SIMPSON: I thought that was the most authentic thing on both of them. Because Kerry looked down and Mary was there, with Heather, her companion, a wonderful woman, Heather Poe. I know her. I've known Mary since she was eight. He looked down when he said that. He was very real. And Dick Cheney's response was very real. That was a very powerful moment on an issue which is so sensitive that none will ever know unless we have loved ones who are gay or lesbian in our family.

KING: That is so right.

Thank you all very much. Ann Richards, Alan Simpson, David Gergen, Ed Gordon, Candy Crowley with us earlier. She's got to skeet over to "NEWSNIGHT."

I just want to say a word here, a moment to pay our respects to the family of Rodney Dangerfield. A great comedian passed away today here at UCLA Hospital after going into a coma after heart surgery.
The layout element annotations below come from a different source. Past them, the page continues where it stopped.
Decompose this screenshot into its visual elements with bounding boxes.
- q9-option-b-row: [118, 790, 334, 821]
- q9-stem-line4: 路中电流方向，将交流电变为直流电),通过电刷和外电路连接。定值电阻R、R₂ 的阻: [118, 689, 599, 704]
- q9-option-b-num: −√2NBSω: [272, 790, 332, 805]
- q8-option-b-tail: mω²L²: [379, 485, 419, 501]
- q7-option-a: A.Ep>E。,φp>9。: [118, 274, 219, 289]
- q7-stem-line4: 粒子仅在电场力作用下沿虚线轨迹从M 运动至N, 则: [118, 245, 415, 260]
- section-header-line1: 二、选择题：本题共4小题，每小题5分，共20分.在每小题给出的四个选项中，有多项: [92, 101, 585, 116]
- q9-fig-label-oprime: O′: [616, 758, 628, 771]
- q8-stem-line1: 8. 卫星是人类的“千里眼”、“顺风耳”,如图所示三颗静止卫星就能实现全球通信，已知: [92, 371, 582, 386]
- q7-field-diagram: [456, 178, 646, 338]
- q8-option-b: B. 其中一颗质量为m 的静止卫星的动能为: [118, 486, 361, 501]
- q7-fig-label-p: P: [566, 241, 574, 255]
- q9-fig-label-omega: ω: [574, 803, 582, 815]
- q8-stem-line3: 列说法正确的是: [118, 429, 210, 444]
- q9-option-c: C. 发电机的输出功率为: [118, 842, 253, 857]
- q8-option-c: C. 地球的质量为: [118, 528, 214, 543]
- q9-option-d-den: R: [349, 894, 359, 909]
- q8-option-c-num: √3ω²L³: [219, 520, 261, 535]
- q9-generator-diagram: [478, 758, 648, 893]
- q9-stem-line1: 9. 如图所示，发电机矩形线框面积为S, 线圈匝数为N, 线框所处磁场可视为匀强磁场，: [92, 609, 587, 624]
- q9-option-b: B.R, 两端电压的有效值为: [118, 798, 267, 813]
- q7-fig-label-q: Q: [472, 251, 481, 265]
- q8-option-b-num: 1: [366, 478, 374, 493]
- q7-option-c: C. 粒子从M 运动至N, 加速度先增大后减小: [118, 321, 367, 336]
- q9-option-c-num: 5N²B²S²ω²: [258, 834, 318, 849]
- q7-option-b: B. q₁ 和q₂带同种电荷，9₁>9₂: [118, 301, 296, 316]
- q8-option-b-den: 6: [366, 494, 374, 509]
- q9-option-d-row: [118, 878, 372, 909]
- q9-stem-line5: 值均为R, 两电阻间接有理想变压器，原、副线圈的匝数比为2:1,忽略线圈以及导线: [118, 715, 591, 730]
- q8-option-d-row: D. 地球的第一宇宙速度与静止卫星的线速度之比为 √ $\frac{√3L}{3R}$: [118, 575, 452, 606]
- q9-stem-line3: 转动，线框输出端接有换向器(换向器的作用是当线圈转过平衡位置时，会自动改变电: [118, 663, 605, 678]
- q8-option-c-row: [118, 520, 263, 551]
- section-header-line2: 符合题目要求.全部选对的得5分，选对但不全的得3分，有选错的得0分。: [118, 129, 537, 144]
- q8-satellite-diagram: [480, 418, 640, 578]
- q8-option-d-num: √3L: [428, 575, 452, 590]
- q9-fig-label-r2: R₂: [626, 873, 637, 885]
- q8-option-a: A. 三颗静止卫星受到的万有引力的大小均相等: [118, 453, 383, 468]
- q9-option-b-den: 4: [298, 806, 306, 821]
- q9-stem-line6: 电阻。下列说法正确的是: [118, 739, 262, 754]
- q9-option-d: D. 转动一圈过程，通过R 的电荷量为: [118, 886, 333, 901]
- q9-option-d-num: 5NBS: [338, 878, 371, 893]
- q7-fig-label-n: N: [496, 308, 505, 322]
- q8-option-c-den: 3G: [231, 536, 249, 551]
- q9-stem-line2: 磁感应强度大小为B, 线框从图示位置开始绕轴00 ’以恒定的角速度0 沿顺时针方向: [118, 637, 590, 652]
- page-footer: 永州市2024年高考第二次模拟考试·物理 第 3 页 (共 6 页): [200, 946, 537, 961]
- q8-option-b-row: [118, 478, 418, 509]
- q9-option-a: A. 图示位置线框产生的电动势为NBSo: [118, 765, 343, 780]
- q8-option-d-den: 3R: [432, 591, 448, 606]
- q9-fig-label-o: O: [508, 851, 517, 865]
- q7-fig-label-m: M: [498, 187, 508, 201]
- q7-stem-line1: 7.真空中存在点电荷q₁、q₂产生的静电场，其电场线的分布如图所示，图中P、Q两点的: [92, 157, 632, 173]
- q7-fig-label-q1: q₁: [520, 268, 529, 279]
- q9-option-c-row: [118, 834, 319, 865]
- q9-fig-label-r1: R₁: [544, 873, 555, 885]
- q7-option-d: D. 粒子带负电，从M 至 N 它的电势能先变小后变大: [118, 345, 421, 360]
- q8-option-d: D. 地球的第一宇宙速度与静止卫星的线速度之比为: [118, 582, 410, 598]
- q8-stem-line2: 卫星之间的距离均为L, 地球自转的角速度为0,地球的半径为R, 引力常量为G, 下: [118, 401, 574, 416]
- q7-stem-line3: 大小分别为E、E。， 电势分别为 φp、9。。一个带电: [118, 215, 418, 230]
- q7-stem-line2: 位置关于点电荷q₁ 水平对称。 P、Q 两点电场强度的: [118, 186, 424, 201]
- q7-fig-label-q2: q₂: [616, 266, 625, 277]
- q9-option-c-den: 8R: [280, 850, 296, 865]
He may not have gotten respect, but I'll bet he's getting it now. We loved you, Rodney, a guest on this program on a number of occasions. Rodney Dangerfield, another great one goes.

I'll be right back.


KING: By the way, the artist formerly known as Cat Stevens will be our special guest Thursday night. And Friday night, we'll be on at 11 o'clock again, following the next presidential debate.

And so, following us, as he always does every night in this new time because of the debates, is Aaron Brown, a happy Aaron Brown, because the Minnesota Twins won tonight...


KING: Debates come and go. The Twins won. That counts.